まずその視界に拡がるのは城屋敷のように大きな宿の長廊下とそこから続く絶妙な和庭。そして玄関への脚場と言わんばかりに擬えた石畳と、それを囲う苔生しの水釜だ。ことここに到って未だ幻想の風情を魅せるとは中々の宿であろう。
まぁ、そんな庭も静けさ染みいる滴り水も、全てどんちゃん騒ぎのせいで台無しであることには、今は目を瞑っておこう。

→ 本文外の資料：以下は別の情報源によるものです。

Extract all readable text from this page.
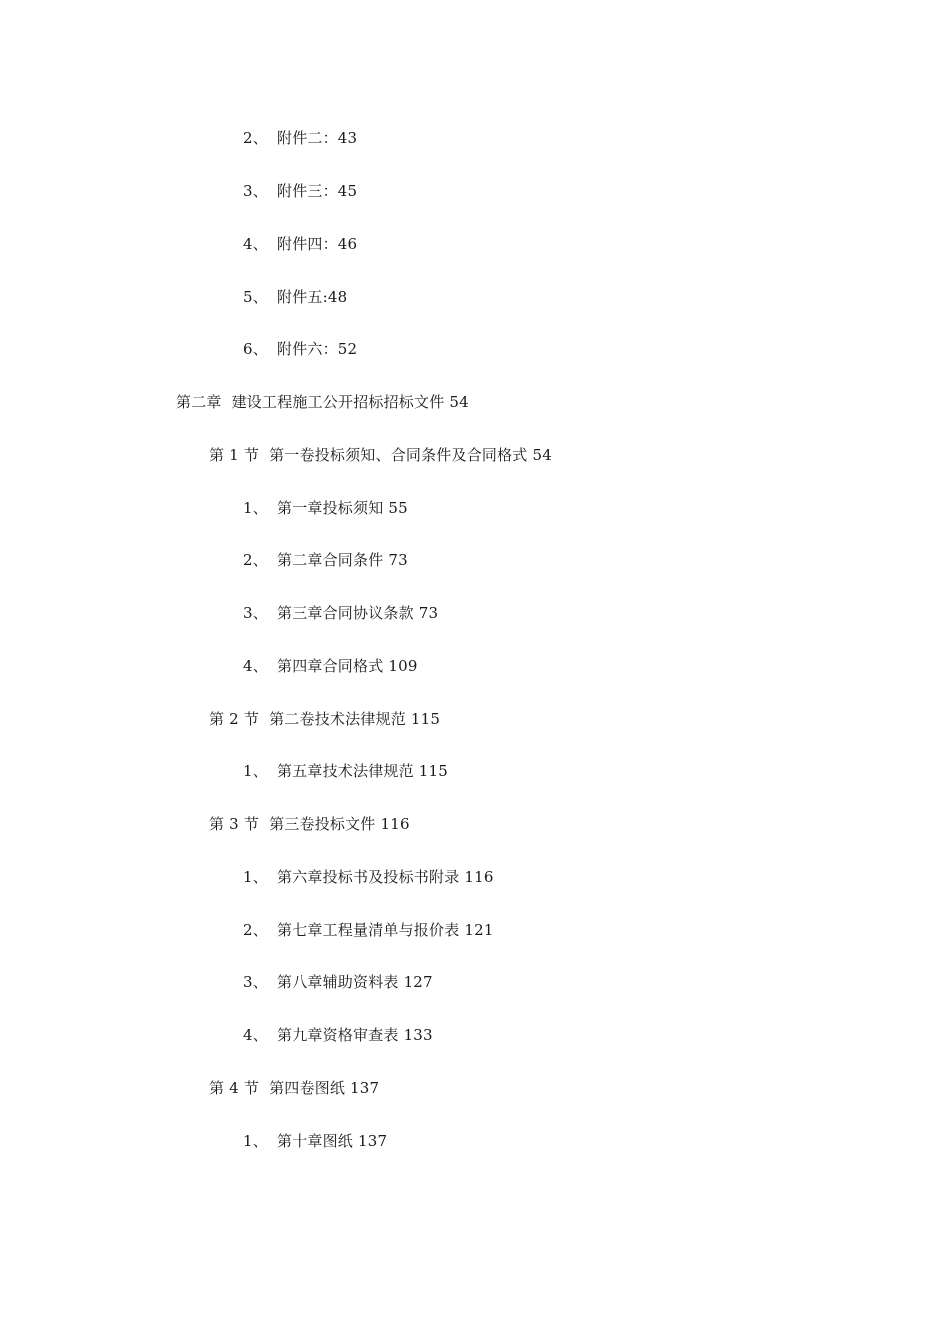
2、 附件二：43
3、 附件三：45
4、 附件四：46
5、 附件五:48
6、 附件六：52
第二章 建设工程施工公开招标招标文件 54
第 1 节 第一卷投标须知、合同条件及合同格式 54
1、 第一章投标须知 55
2、 第二章合同条件 73
3、 第三章合同协议条款 73
4、 第四章合同格式 109
第 2 节 第二卷技术法律规范 115
1、 第五章技术法律规范 115
第 3 节 第三卷投标文件 116
1、 第六章投标书及投标书附录 116
2、 第七章工程量清单与报价表 121
3、 第八章辅助资料表 127
4、 第九章资格审查表 133
第 4 节 第四卷图纸 137
1、 第十章图纸 137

「……ところで、ワフム。貴様等はダキのどういった関係なのだ? ただの部下という風には見えないが」
「はい? はい! 我々、姉様とニアンはダキ様直属の部下、兼、お世話係にございます!! ダキ様はよく二日酔いで体調を崩されますし煙草もお好みになられます!! その上、ご覧の通り豪勢遊びが趣味の御方ですので色々と入り用なのです!! なので我々が常にお側でダキ様のお世話をしているというわけです!! ……です!!」
「よーしゃよしゃよしゃ」
「わふわふ♪」
「うむ、成る程。……二日酔いでな、ふむ」
そう思案しつつ、彼が玄関に脚を掛けたところで目の前をククルの大きな翼が遮った。
どうやら靴を脱いで剣を渡せ、という事らしい。この宿では土足厳禁、武器厳禁なようだ。
靴は兎も角、謁見する身として武器を手放すのは不安だが、この場は礼節に従うより他ないだろう。

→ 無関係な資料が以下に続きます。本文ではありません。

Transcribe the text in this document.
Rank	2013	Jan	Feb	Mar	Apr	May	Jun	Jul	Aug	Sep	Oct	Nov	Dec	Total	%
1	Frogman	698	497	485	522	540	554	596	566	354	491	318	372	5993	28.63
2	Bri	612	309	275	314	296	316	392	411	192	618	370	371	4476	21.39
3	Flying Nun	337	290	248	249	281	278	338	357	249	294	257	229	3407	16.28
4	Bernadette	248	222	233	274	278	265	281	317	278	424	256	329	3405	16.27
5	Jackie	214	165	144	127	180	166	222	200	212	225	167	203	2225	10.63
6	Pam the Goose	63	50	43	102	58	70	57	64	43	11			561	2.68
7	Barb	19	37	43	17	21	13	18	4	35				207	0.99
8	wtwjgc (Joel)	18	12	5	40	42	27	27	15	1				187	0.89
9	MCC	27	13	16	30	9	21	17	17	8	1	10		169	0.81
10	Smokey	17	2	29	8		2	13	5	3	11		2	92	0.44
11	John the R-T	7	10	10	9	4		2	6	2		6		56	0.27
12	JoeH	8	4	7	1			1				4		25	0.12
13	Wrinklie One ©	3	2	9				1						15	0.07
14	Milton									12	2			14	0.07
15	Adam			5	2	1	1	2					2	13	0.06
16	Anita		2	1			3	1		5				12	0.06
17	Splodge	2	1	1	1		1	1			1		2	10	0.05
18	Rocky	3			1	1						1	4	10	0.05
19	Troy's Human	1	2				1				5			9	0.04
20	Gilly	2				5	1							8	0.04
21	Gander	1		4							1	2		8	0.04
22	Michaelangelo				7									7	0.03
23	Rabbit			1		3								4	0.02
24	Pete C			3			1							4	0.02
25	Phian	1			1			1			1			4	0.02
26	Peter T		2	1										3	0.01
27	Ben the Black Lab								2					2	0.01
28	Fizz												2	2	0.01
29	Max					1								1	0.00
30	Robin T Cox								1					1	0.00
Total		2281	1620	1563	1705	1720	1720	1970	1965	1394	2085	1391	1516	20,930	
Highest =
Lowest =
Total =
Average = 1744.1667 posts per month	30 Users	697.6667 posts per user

「む……、独特の文化は慣れなくていかんな。すまない」
「ウフフ、外からいらっしゃる人は大体そうですのでお気になさらず。私も気を抜くと靴を脱ぐことを忘れちゃうこともあるんです」
「……その鳥脚に靴を履いているようには、見えないが」
「あれれ?」
「姉様……」
と言う訳でフォールは自身の靴を下駄箱という木製の箱に押し込み、剣を彼女に手渡し、再びワフムの案内に従って歩き出した。
宿の中は漆造りで表参道の家々と大差無いものの、歩く度にぎしりと軋む床が古老さを思わせる。それでいて指先が滑るような足触りであるのは手入れが行き届いている証拠だろう。
宿勤めの女中達も若い者が多いが種族隔てなく仕事に尽くしているようだ。料理を運ぶ姿や布団を担ぐ様子などは見ていて微笑ましいものがある。尤も、その者達の視線が嫌にこちらを向くのが気に掛かるところではあるけれど。
「こちらこちら、こちらでございますフォール様! こちらにダキ様がいらっしゃいます!!」
「あぁ、二階か。……何だ、二階は妙に静かだな」
「先程申し上げました通りダキ様は二日酔いでして! 大きな音は頭に響くという理由で二階を貸し切りにしたのでございます!! ちなみに外の踊り子達は五月蠅いのは嫌だけれど豪華でないのはもっと嫌というダキ様のご注文により控えめな舞踊となっておりますデス!! ……デス!!」
「贅沢な女だ。……しかし二日酔いか、確かに連日の騒ぎで酒や飯を喰らえばそうもなるだろうな」
「……くぅうん」
「よーしゃよしゃよしゃ」
「わふっ、わふっ♡」
「フォール様、それは一々やらないといけないんですか」
「もふれと言うのだから仕方あるまい」
マリーは『もふりたいの間違いでは』という言葉をぐっと飲み込んだ。
「しかし、遂にダキ様との面会ですね。まさかこんなに速く面会までこぎ着けるとは思いませんでした。流石はルヴィリア様が認めた御方なだけはあります」
「あぁ、それなのだがな。面会はまだだ。後で良い。その前にやる事がある」
「……やる事、ですか?」
「うむ、やる事だ」
フォールはそう言うなりワフムの案内を外れ、勝手に歩き出した。
慌ててクルル、ワフム、ニアンの三人が止めに入るも彼から一言二言何かを伺うと止めるに止められない様子となり、慌てて彼の後を着いていくことになる。
いったい何を企んだのやら思いついたのやら、既に嫌な予感しかしなくなったマリーは今一度深くため息を零して気を取り直し、それでもやっぱり嫌な予感しかしないのでもしルヴィリアが危機に陥ったら迷わず見捨てよう心に決めつつ、彼等の後を追うのであった。